If the edge is crowned along its length to start out, I approach it a bit differently. Put quite simply, if the edge starts out crowned along its length, I make it hollow before I make it straight. It should be fairly obvious from my description above how the hollow aids the process of straightening the edge by using the two separate shavings as a depth stop. When the edge is crowned, however, the plane will simply follow the contour of the board’s edge. So planing from end to end will only serve to create a narrower board that still has a crown along its length. Therefore, I remove the crown first, and turn it into a hollow that I can then use as a depth stop as described above.
To remove the crown, I start by planing only the center of the board’s edge. I start with only the middle 6″ or so and make passes with the plane until it stops cutting. Then I’ll lengthen the stroke of the plane so I’m planing the center 12″ or so, again, until the plane stops cutting. If you need a visual cue to judge your progress, making marks across the board’s edge with a pencil or marker will show you where you have planed and where you have not.
This process is continued, gradually lengthening the center area being planed until the entire edge, with the exception of perhaps the last 1-2″ at each end, has been planed and the edge is hollow along its length. Then it’s just a matter of planing from end to end and using the two shavings as a depth stop as described for the hollow edge above.
When the process is completed, I make one final check with the straight edge just to confirm that I have accomplished my task. As described above, I will also check the edge for square at this point, if it needs to be square. If the process was followed and a straight iron used in the plane, the edge should still be square.
With the first edge straight, the second edge can now be addressed, if required. If the second edge needs to be parallel to the first edge, a marking gauge is used to scribe the width by running the fence of the gauge along the planed edge. A gauge that uses a knife or pin is preferred to one that uses a pencil as the scribe line will be an aid in the process of making the second edge parallel.

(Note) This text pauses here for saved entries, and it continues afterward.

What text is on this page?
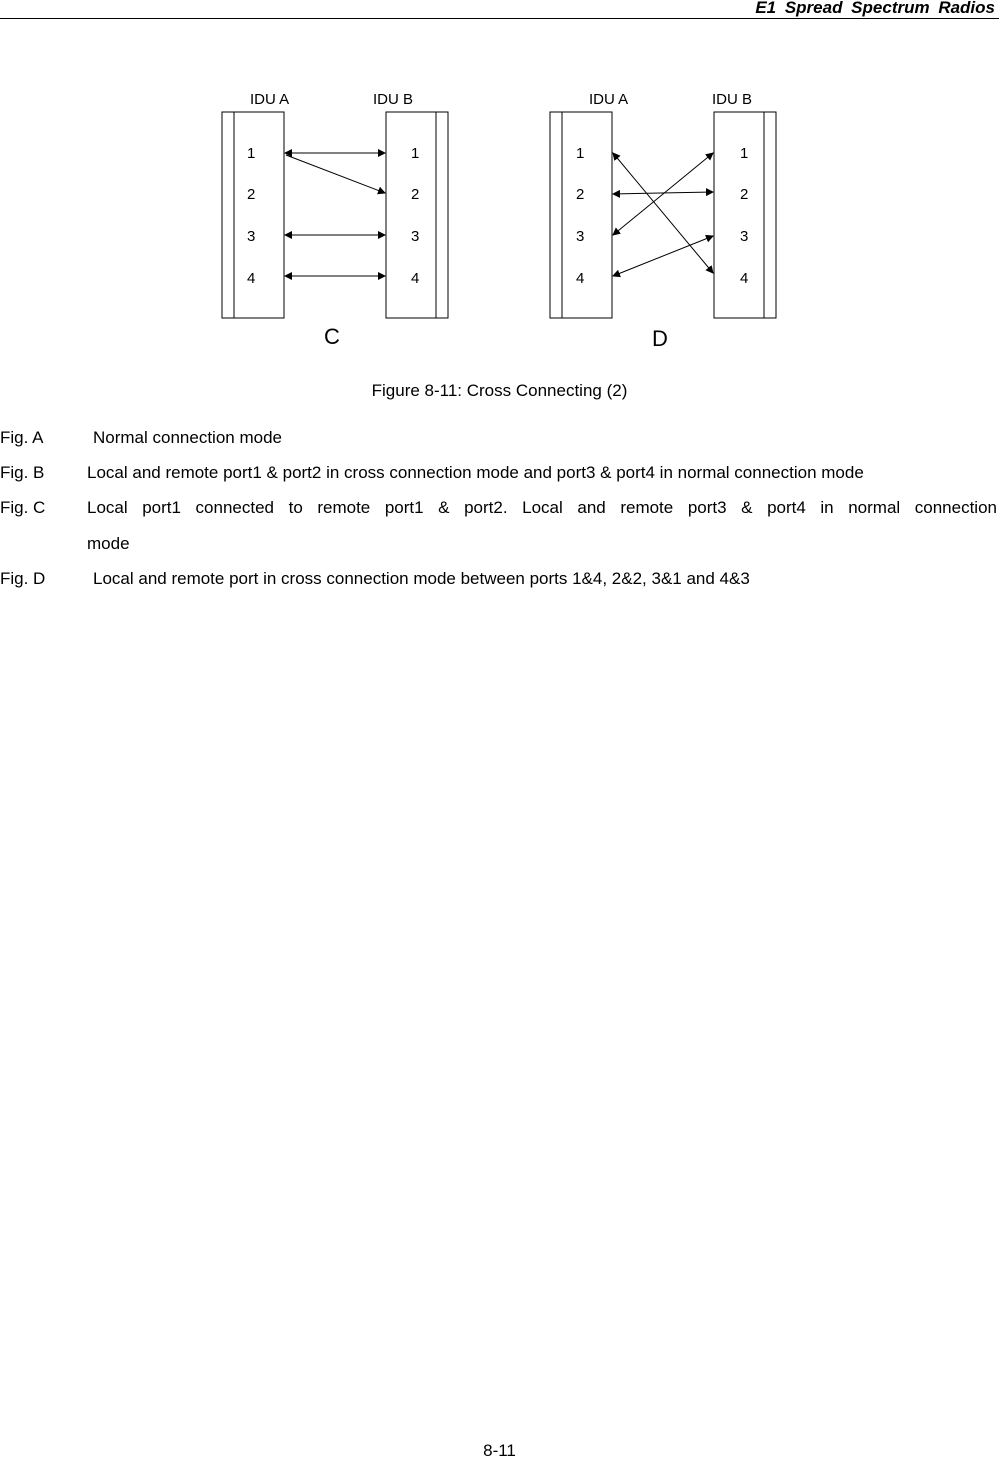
E1 Spread Spectrum Radios
IDU A	IDU B
1
2
3
4
1
2
3
4
C
IDU A	IDU B
1
2
3
4
1
2
3
4
D
Figure 8-11: Cross Connecting (2)
Fig. A	Normal connection mode
Fig. B	Local and remote port1 & port2 in cross connection mode and port3 & port4 in normal connection mode
Fig. C Local port1 connected to remote port1 & port2. Local and remote port3 & port4 in normal connection
mode
Fig. D	Local and remote port in cross connection mode between ports 1&4, 2&2, 3&1 and 4&3
8-11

Once the width is marked with the gauge, the second edge can be planed by watching the gauge line. As the edge nears completion, the wood adjacent to the gauge line will get thinner and thinner. Eventually, the thin whisker of wood will be planed off, and this signals that the second edge is parallel to the first edge and that the board is planed to the desired width.
Once the edges are addressed, the board can be planed to final thickness, if required. We’re almost there!